In software development, distributed version control (also known as distributed revision control) is a form of version control in which the complete codebase, including its full history, is mirrored on every developer's computer.[1] Compared to centralized version control, this enables automatic management branching and merging, speeds up most operations (except pushing and pulling), improves the ability to work offline, and does not rely on a single location for backups.[1] [2] Git, the world's most popular version control system, is a distributed version control system.
In 2010, software development author Joel Spolsky described distributed version control systems as "possibly the biggest advance in software development technology in the [past] ten years".[3]
Distributed version control systems (DVCS) use a peer-to-peer approach to version control, as opposed to the client–server approach of centralized systems. Distributed revision control synchronizes repositories by transferring patches from peer to peer. There is no single central version of the codebase; instead, each user has a working copy and the full change history.
Advantages of DVCS (compared with centralized systems) include:
Disadvantages of DVCS (compared with centralized systems) include:
Some originally centralized systems now offer some distributed features. Team Foundation Server and Visual Studio Team Services now host centralized and distributed version control repositories via hosting Git.
Similarly, some distributed systems now offer features that mitigate the issues of checkout times and storage costs, such as the Virtual File System for Git developed by Microsoft to work with very large codebases,[7] which exposes a virtual file system that downloads files to local storage only as they are needed.
The distributed model is generally better suited for large projects with partly independent developers, such as the Linux kernel project, because developers can work independently and submit their changes for merge (or rejection). This flexibility allows adopting custom source code contribution workflows, such as the integrator workflow, which is the most widely used. Unlike the centralized model where developers must serialize their work to avoid problems with different versions, in the distributed model, developers can clone the entire history of the code to their local machines. They commit their changes to their local repositories first, creating 'change sets,' before pushing them to the master repository. This approach enables developers to work locally and disconnected, making it more convenient for distributed teams.[8]
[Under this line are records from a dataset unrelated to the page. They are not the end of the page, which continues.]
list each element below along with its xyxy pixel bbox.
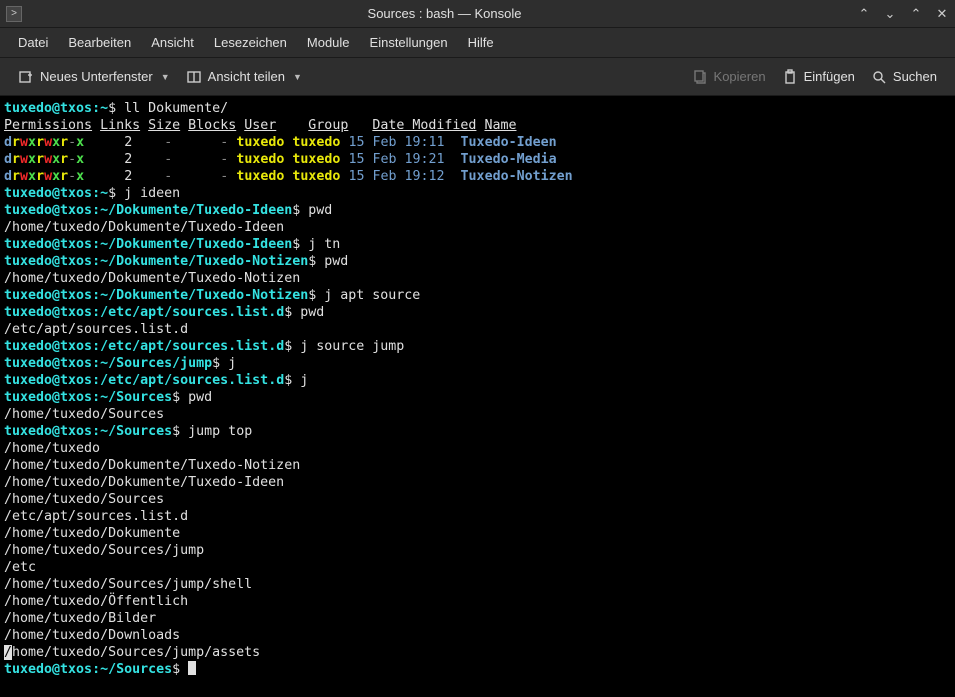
- chevron-down-icon: ▼: [161, 72, 170, 82]
- minimize-icon[interactable]: ⌄: [883, 7, 897, 21]
- new-tab-icon: [18, 69, 34, 85]
- chevron-down-icon: ▼: [293, 72, 302, 82]
- window-buttons: ⌃ ⌄ ⌃ ✕: [857, 7, 949, 21]
- split-view-button[interactable]: Ansicht teilen ▼: [178, 65, 310, 89]
- search-icon: [871, 69, 887, 85]
- copy-button[interactable]: Kopieren: [684, 65, 774, 89]
- menu-bearbeiten[interactable]: Bearbeiten: [58, 31, 141, 54]
- app-icon: >: [6, 6, 22, 22]
- new-tab-label: Neues Unterfenster: [40, 69, 153, 84]
- maximize-icon[interactable]: ⌃: [909, 7, 923, 21]
- copy-label: Kopieren: [714, 69, 766, 84]
- menu-hilfe[interactable]: Hilfe: [458, 31, 504, 54]
- search-label: Suchen: [893, 69, 937, 84]
- paste-label: Einfügen: [804, 69, 855, 84]
- window-title: Sources : bash — Konsole: [32, 6, 857, 21]
- terminal-output[interactable]: tuxedo@txos:~$ ll Dokumente/ Permissions…: [0, 96, 955, 697]
- paste-button[interactable]: Einfügen: [774, 65, 863, 89]
- paste-icon: [782, 69, 798, 85]
- split-view-icon: [186, 69, 202, 85]
- menu-datei[interactable]: Datei: [8, 31, 58, 54]
- copy-icon: [692, 69, 708, 85]
- keep-above-icon[interactable]: ⌃: [857, 7, 871, 21]
- menu-einstellungen[interactable]: Einstellungen: [360, 31, 458, 54]
- menubar: Datei Bearbeiten Ansicht Lesezeichen Mod…: [0, 28, 955, 58]
- menu-module[interactable]: Module: [297, 31, 360, 54]
- menu-ansicht[interactable]: Ansicht: [141, 31, 204, 54]
- close-icon[interactable]: ✕: [935, 7, 949, 21]
- titlebar: > Sources : bash — Konsole ⌃ ⌄ ⌃ ✕: [0, 0, 955, 28]
- new-tab-button[interactable]: Neues Unterfenster ▼: [10, 65, 178, 89]
- menu-lesezeichen[interactable]: Lesezeichen: [204, 31, 297, 54]
- split-view-label: Ansicht teilen: [208, 69, 285, 84]
- search-button[interactable]: Suchen: [863, 65, 945, 89]
- toolbar: Neues Unterfenster ▼ Ansicht teilen ▼ Ko…: [0, 58, 955, 96]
In a truly distributed project, such as Linux, every contributor maintains their own version of the project, with different contributors hosting their own respective versions and pulling in changes from other users as needed, resulting in a general consensus emerging from multiple different nodes. This also makes the process of "forking" easy, as all that is required is one contributor stop accepting pull requests from other contributors and letting the codebases gradually grow apart.
This arrangement, however, can be difficult to maintain, resulting in many projects choosing to shift to a paradigm in which one contributor is the universal "upstream", a repository from whom changes are almost always pulled. Under this paradigm, development is somewhat recentralized, as every project now has a central repository that is informally considered as the official repository, managed by the project maintainers collectively. While distributed version control systems make it easy for new developers to "clone" a copy of any other contributor's repository, in a central model, new developers always clone the central repository to create identical local copies of the code base. Under this system, code changes in the central repository are periodically synchronized with the local repository, and once the development is done, the change should be integrated into the central repository as soon as possible.
Organizations utilizing this centralize pattern often choose to host the central repository on a third party service like GitHub, which offers not only more reliable uptime than self-hosted repositories, but can also add centralized features like issue trackers and continuous integration.
Contributions to a source code repository that uses a distributed version control system are commonly made by means of a pull request, also known as a merge request.[9] The contributor requests that the project maintainer pull the source code change, hence the name "pull request". The maintainer has to merge the pull request if the contribution should become part of the source base.[10]
The developer creates a pull request to notify maintainers of a new change; a comment thread is associated with each pull request. This allows for focused discussion of code changes. Submitted pull requests are visible to anyone with repository access. A pull request can be accepted or rejected by maintainers.[11]
Once the pull request is reviewed and approved, it is merged into the repository. Depending on the established workflow, the code may need to be tested before being included into official release. Therefore, some projects contain a special branch for merging untested pull requests.[12] Other projects run an automated test suite on every pull request, using a continuous integration tool, and the reviewer checks that any new code has appropriate test coverage.
The first open-source DVCS systems included Arch, Monotone, and Darcs. However, open source DVCSs were never very popular until the release of Git and Mercurial.
BitKeeper was used in the development of the Linux kernel from 2002 to 2005.[13] The development of Git, now the world's most popular version control system,[14] was prompted by the decision of the company that made BitKeeper to rescind the free license that Linus Torvalds and some other Linux kernel developers had previously taken advantage of.